Green beauty claims secure and transparent with blockchain technology says provenance
Last month, Dr Emma Meredith, director general of the UK’s Cosmetic, Toiletry and Perfumery Association (CTPA), said sustainable action and communication had become a “moral imperative” for the beauty and personal care industry by 2023. And with the EU Cosmetics Regulation (EC) no .1223/2009 and the EU REACH Regulation (EC) No. 1907/2006, both under revision, a lot of green change was in store for the industry.
Already, UK, EU and US governments have started to crack down on green claims, with the UK government’s Competition and Markets Authority (CMA) Green Claims Code published in 2021 and the European Commission (EC) detailing plans under its European Green Deal for to protect consumers against greenwashing. In the US, the Federal Trade Commission (FTC) also updated its green framework for “guides”.
For beauty, this meant a year of transparency and real sustainable action started or continued and, most importantly, communicated.
“These different initiatives are going to vary in scope and pace, but what all three have in common is that brands need to prove all their claims with clear, relevant evidence that buyers can access,” said Phil Verey, MD of Sustainability Marketing. technical specialist Origin.
“You need to use user-friendly language that is specific and clear and use recognized industry certifications to avoid self-accreditation,” Verey told attendees at last year’s Sustainable Cosmetics Summit in Paris.
A “secure, immutable and transparent way to log claims”?
Founded in 2017, Provenance already worked with around 200 beauty brands across D2C sites and via retail partners in the EU, UK and US, offering digital verification on a range of green claims such as ‘recyclable packaging’ and ‘net zero’ and proof of third party certifications such as Cradle-to-Cradle, COSMOS and FSC certified, among others. The open source framework, developed in collaboration with third-party experts, now contained more than 80 different claims that brands could make across five pillars – climate, society, nature, waste and workers – which were then displayed via clickable “proof points” deeper information to consumers.
Verey said all of this was powered by blockchain, which was key. “The simplest way to think of blockchain is as a digital ledger that records transactions over time. And so, the way we use blockchain at Provenance is really just to provide a secure, immutable and transparent way to log claims, make sure that they is fact-checked, that they have the right evidence and make sure that those claims are then available to anyone who wants to see them, he said.

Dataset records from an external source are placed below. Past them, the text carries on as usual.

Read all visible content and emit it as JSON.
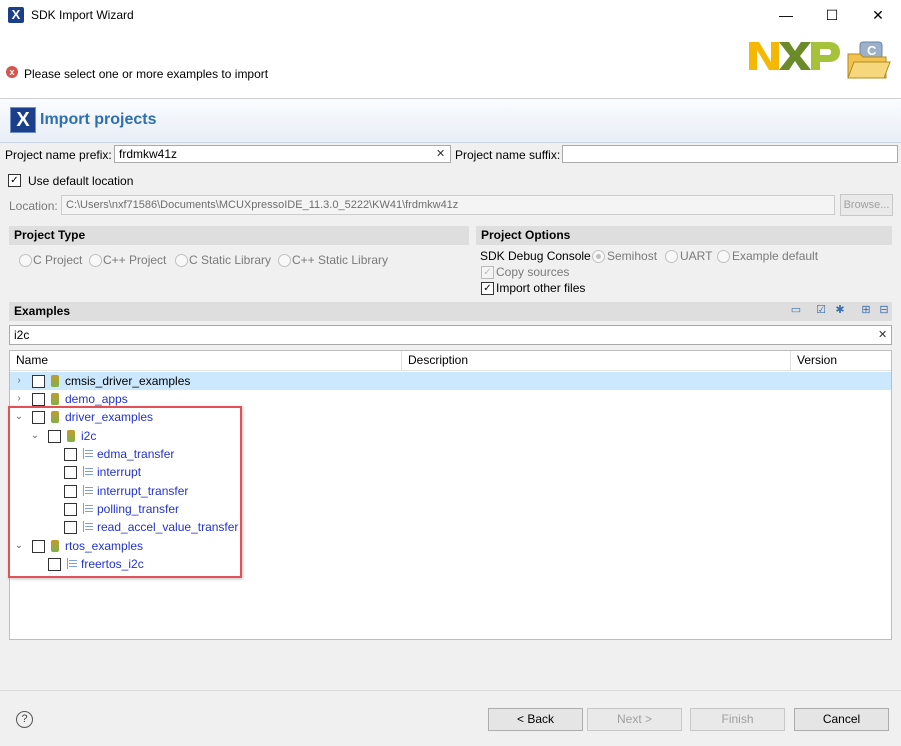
{
  "window": {
    "title": "SDK Import Wizard",
    "controls": {
      "minimize": "—",
      "maximize": "☐",
      "close": "✕"
    }
  },
  "message": {
    "text": "Please select one or more examples to import",
    "icon": "error-icon",
    "icon_color": "#d9534f"
  },
  "branding": {
    "logo_text": "NXP",
    "letter": "C"
  },
  "page": {
    "title": "Import projects",
    "title_color": "#2d6fb3"
  },
  "form": {
    "prefix_label": "Project name prefix:",
    "prefix_value": "frdmkw41z",
    "clear_glyph": "✕",
    "suffix_label": "Project name suffix:",
    "suffix_value": "",
    "use_default_location_label": "Use default location",
    "use_default_location_checked": true,
    "location_label": "Location:",
    "location_value": "C:\\Users\\nxf71586\\Documents\\MCUXpressoIDE_11.3.0_5222\\KW41\\frdmkw41z",
    "browse_label": "Browse..."
  },
  "project_type": {
    "heading": "Project Type",
    "options": [
      "C Project",
      "C++ Project",
      "C Static Library",
      "C++ Static Library"
    ]
  },
  "project_options": {
    "heading": "Project Options",
    "debug_console_label": "SDK Debug Console",
    "debug_console_options": [
      "Semihost",
      "UART",
      "Example default"
    ],
    "debug_console_selected": "Semihost",
    "copy_sources_label": "Copy sources",
    "copy_sources_checked": true,
    "import_other_files_label": "Import other files",
    "import_other_files_checked": true
  },
  "examples": {
    "heading": "Examples",
    "filter_value": "i2c",
    "toolbar_icons": [
      "import-icon",
      "check-all-icon",
      "uncheck-all-icon",
      "expand-all-icon",
      "collapse-all-icon"
    ],
    "columns": [
      "Name",
      "Description",
      "Version"
    ],
    "tree": [
      {
        "label": "cmsis_driver_examples",
        "expander": "›",
        "kind": "group",
        "selected": true
      },
      {
        "label": "demo_apps",
        "expander": "›",
        "kind": "group"
      },
      {
        "label": "driver_examples",
        "expander": "⌄",
        "kind": "group"
      },
      {
        "label": "i2c",
        "expander": "⌄",
        "kind": "group"
      },
      {
        "label": "edma_transfer",
        "kind": "file"
      },
      {
        "label": "interrupt",
        "kind": "file"
      },
      {
        "label": "interrupt_transfer",
        "kind": "file"
      },
      {
        "label": "polling_transfer",
        "kind": "file"
      },
      {
        "label": "read_accel_value_transfer",
        "kind": "file"
      },
      {
        "label": "rtos_examples",
        "expander": "⌄",
        "kind": "group"
      },
      {
        "label": "freertos_i2c",
        "kind": "file"
      }
    ],
    "highlight_color": "#e05257"
  },
  "footer": {
    "help_glyph": "?",
    "back_label": "< Back",
    "next_label": "Next >",
    "finish_label": "Finish",
    "cancel_label": "Cancel"
  }
}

“…What we’re trying to do is build a future where buyers don’t just have to blindly trust what they’ve been told, but can verify the information themselves.”
Provenance research indicated that 80% of customers were unsure whether to trust sustainability claims, with less than 25% strongly agreeing that brands were transparent about the environmental and social impact of products. “There is a serious lack of trust from a shopper’s perspective [beauty] industry],” he said, and so using blockchain as a “transparency technology” to overcome this lack of trust would be key going forward.
Speaking at the same conference, Philippe Guguen, founder and CEO of French digital marketing agency Map Emulsion, agreed that blockchain was the way forward for industry trust because of the security it provided and the diversity of ownership that was important when dealing with valuable data.
Tracking and communicating the sustainability “journey”?
Importantly, he said the Provenance software enabled brands to tell a “dynamic story over time” – logging a sustainable claim and then adding a new claim a year on, for example at either the product or brand level. “Sustainability is a journey. Sometimes you have to start small and tell that journey over time.”
Verey said what the company was now exploring was the potential to offer ingredient-level transparency to the beauty industry. “We have the ability to do that from a technical perspective, and we’re just trying to figure out if the industry at large is ready to provide that level of transparency.”
Provenance was already used by more than one million shoppers per month, but the company’s goal was to reach one billion people, he said, with the goal of empowering people to choose products that matched their values.